Legal & General shares sell off after mixed results

Shares in Legal & General fell after the group reported full-year results that were mixed, with some key metrics coming short of market views.

Legal & General stock was around 5.6% lower after results, making it one of the worst performers of the FTSE 100.

The British provider of life insurance, pensions, retirement and investment services on Wednesday posted non-operating items, IFRS equity, solvency own funds, and a solvency ratio that were below analysts’ estimates. The impact of negative market environment was worse than expected and could hurt shares, Keefe, Bruyette & Woods said in a research note.

The stock traded around 5.6% lower at 244 pence in morning exchanges and was one of the worst performers of the FTSE 100 index.

RBC Capital Markets noted that further asset management write-downs contributed to the profit miss. It added that Legal & General’s contractual service margin was also below views, while margins for new pension risk transfer business fell again.

These figures took the edge off L&G’s results elsewhere, namely its operating profit and outlook. For the year ended Dec. 31, the group posted a 3% rise in operating profit to 1.76 billion pounds ($2.36 billion). However, core operating profit was a touch below consensus—despite rising 6% to 1.62 billion pounds—due to a weaker performance in its institutional retirement arm as well as in its asset management business, along with slightly heavier debt costs.
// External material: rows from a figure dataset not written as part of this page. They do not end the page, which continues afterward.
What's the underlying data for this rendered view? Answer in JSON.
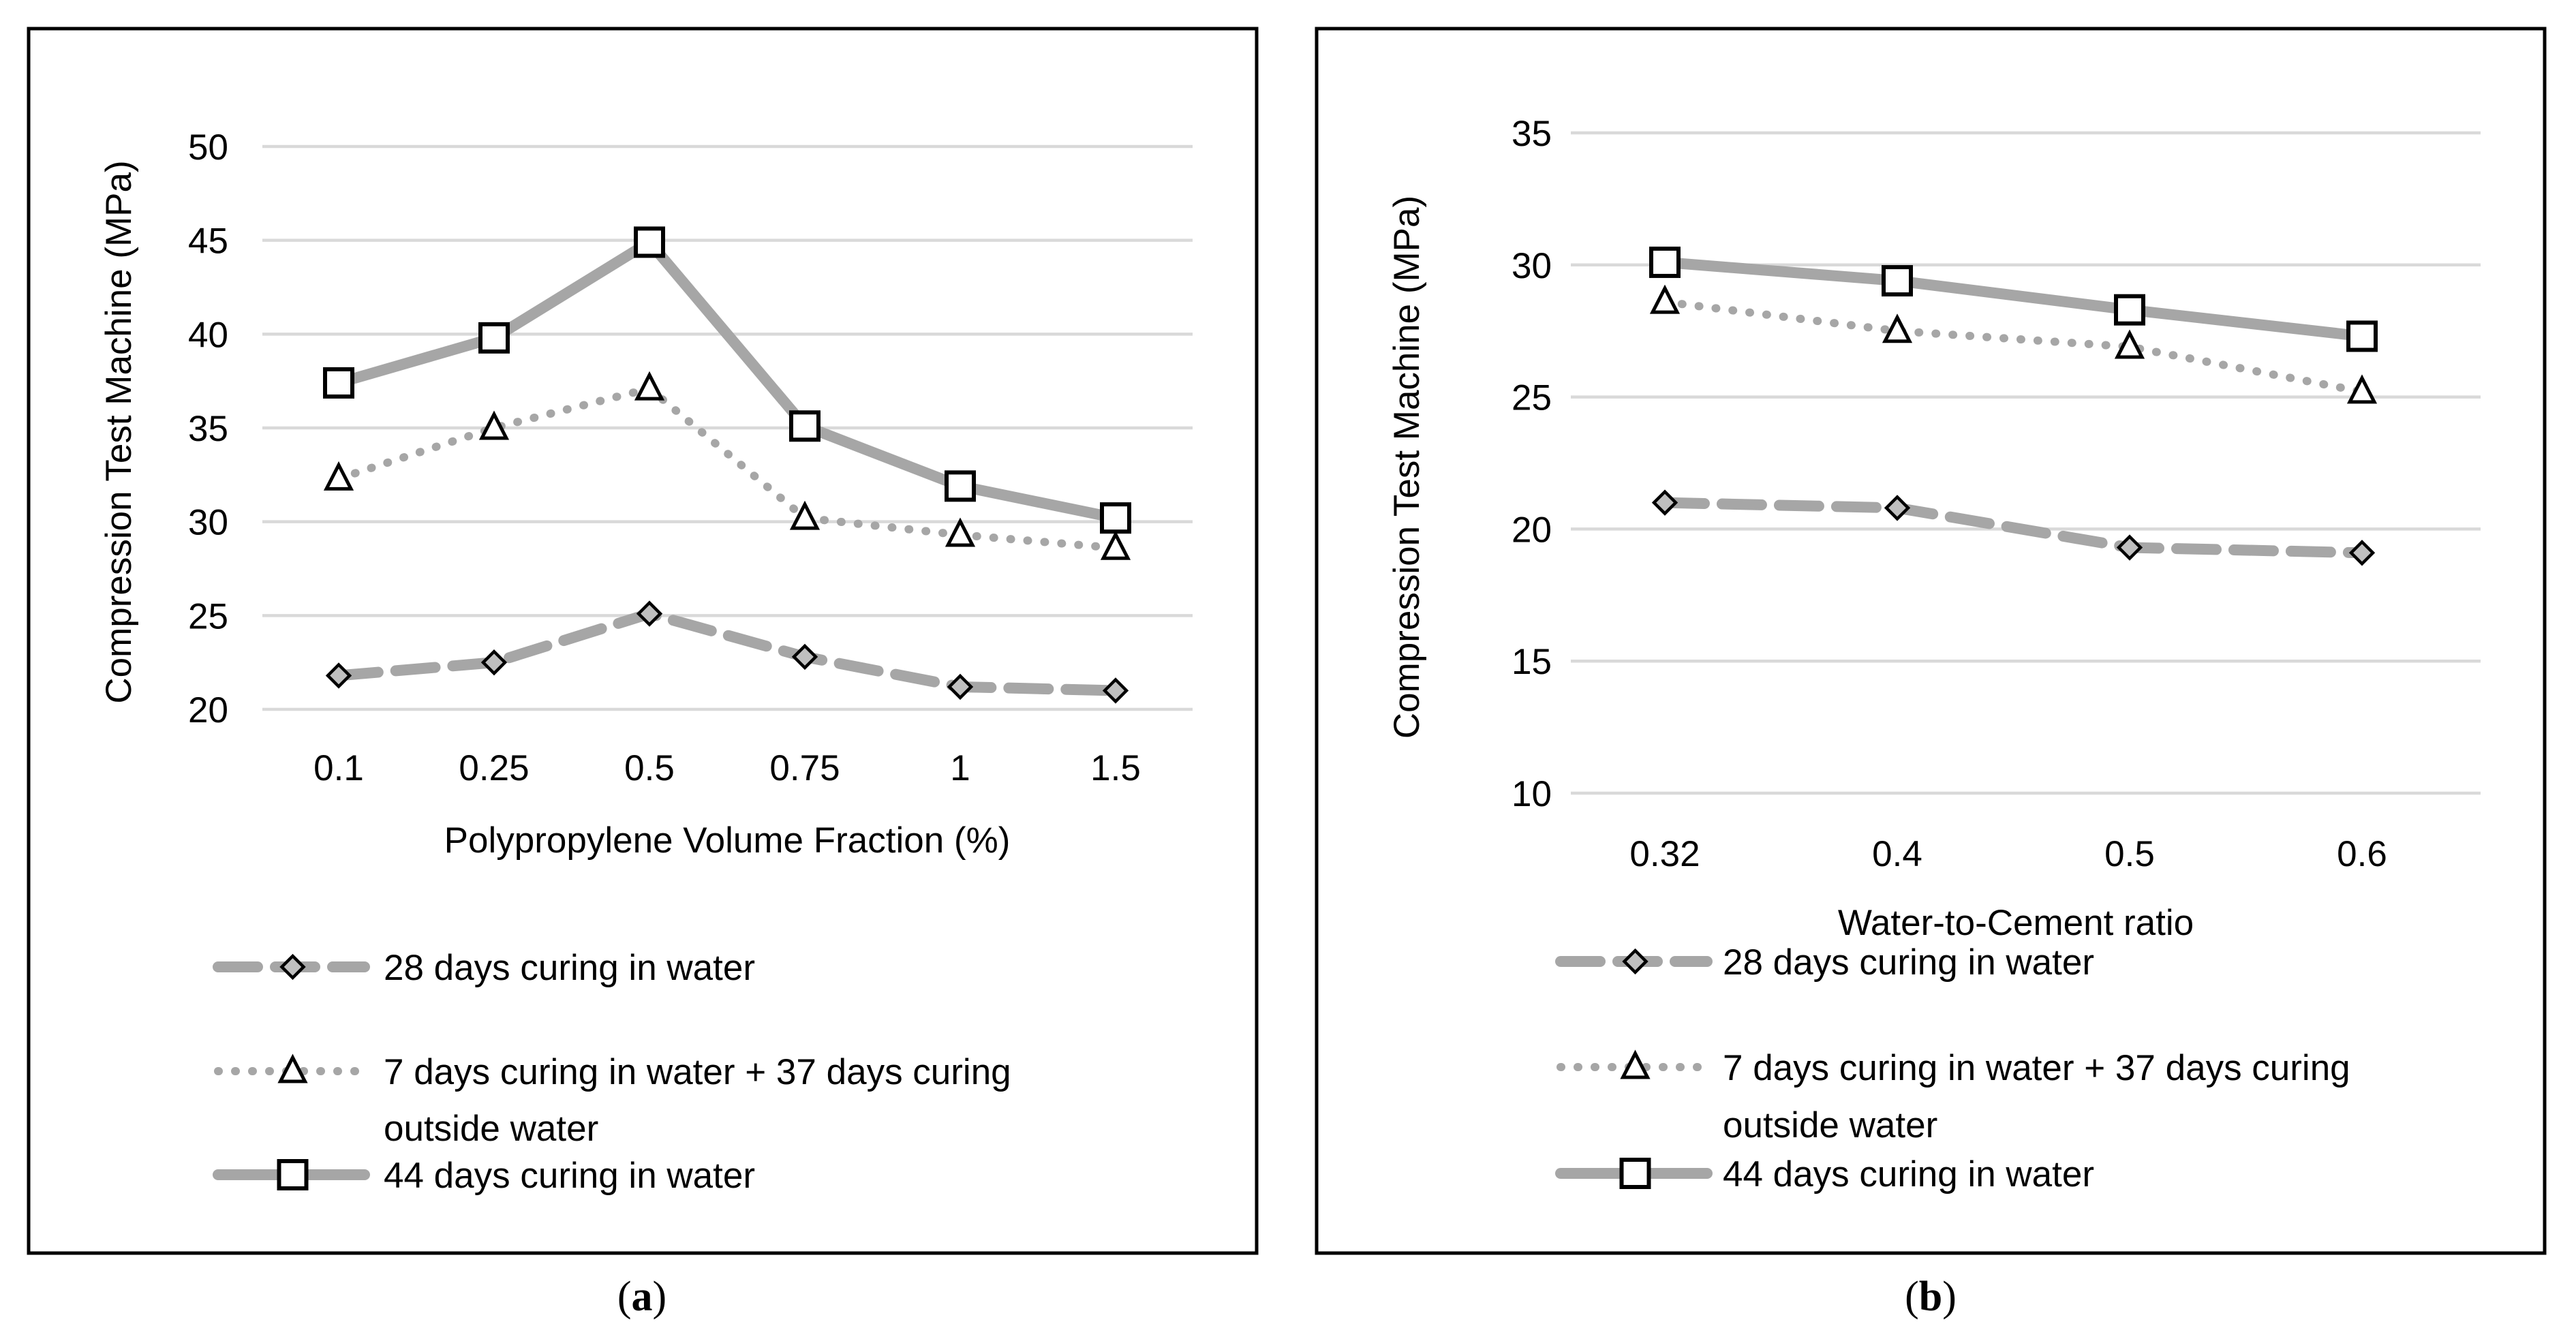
{
  "chart_data": [
    {
      "id": "a",
      "type": "line",
      "caption_letter": "a",
      "title": "",
      "xlabel": "Polypropylene Volume Fraction (%)",
      "ylabel": "Compression Test Machine (MPa)",
      "categories": [
        "0.1",
        "0.25",
        "0.5",
        "0.75",
        "1",
        "1.5"
      ],
      "ylim": [
        20,
        50
      ],
      "yticks": [
        20,
        25,
        30,
        35,
        40,
        45,
        50
      ],
      "grid": true,
      "legend_position": "bottom",
      "series": [
        {
          "name": "28 days curing in water",
          "marker": "diamond",
          "style": "dashed",
          "values": [
            21.8,
            22.5,
            25.1,
            22.8,
            21.2,
            21.0
          ]
        },
        {
          "name": "7 days curing in water + 37 days curing outside water",
          "name_lines": [
            "7 days curing in water + 37 days curing",
            "outside water"
          ],
          "marker": "triangle",
          "style": "dotted",
          "values": [
            32.3,
            35.0,
            37.1,
            30.2,
            29.3,
            28.6
          ]
        },
        {
          "name": "44 days curing in water",
          "marker": "square",
          "style": "solid",
          "values": [
            37.4,
            39.8,
            44.9,
            35.1,
            31.9,
            30.2
          ]
        }
      ]
    },
    {
      "id": "b",
      "type": "line",
      "caption_letter": "b",
      "title": "",
      "xlabel": "Water-to-Cement ratio",
      "ylabel": "Compression Test Machine (MPa)",
      "categories": [
        "0.32",
        "0.4",
        "0.5",
        "0.6"
      ],
      "ylim": [
        10,
        35
      ],
      "yticks": [
        10,
        15,
        20,
        25,
        30,
        35
      ],
      "grid": true,
      "legend_position": "bottom",
      "series": [
        {
          "name": "28 days curing in water",
          "marker": "diamond",
          "style": "dashed",
          "values": [
            21.0,
            20.8,
            19.3,
            19.1
          ]
        },
        {
          "name": "7 days curing in water + 37 days curing outside water",
          "name_lines": [
            "7 days curing in water + 37 days curing",
            "outside water"
          ],
          "marker": "triangle",
          "style": "dotted",
          "values": [
            28.6,
            27.5,
            26.9,
            25.2
          ]
        },
        {
          "name": "44 days curing in water",
          "marker": "square",
          "style": "solid",
          "values": [
            30.1,
            29.4,
            28.3,
            27.3
          ]
        }
      ]
    }
  ]
}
Solvency II coverage ratio—a key measure of balance-sheet strength—stood at 210%, missing consensus’s 221% partly due to higher capital strain from new business. It guided for a medium term operating range of between 160% and 190%, which also contributed to the disappointment as expectations are above that range.
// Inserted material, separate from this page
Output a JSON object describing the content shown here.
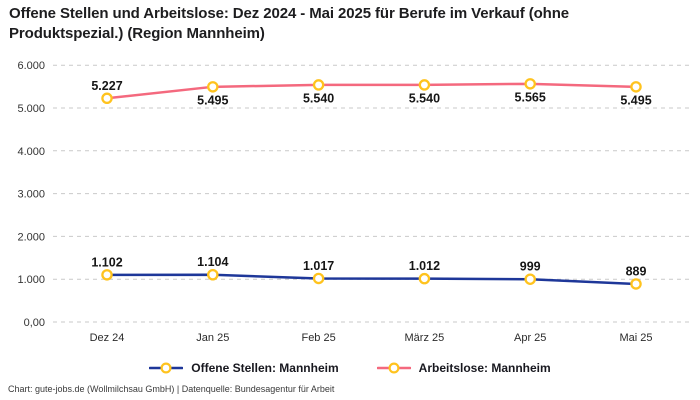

“We are on track to achieve the financial targets set out in our strategy,” said Chief Executive Antonio Simoes. The group guided for 2026 core operating earnings per share growth at the top end of its 6% to 9% three-year target range.

L&G has been simplifying its structure as part of an overhaul since Simoes took the helm in 2024 and recently announced the sale of its U.S. protection business to Japan’s Meiji Yasuda, following the disposal of U.K. housebuilder Cala. The company also bought Proprium Capital Partners and signed a long-term private credit partnership with Blackstone.

The London-listed group declared a dividend of 21.79 pence a share and announced a larger-than-usual 1.2 billion-pound share buyback program on the back of the U.S. deal.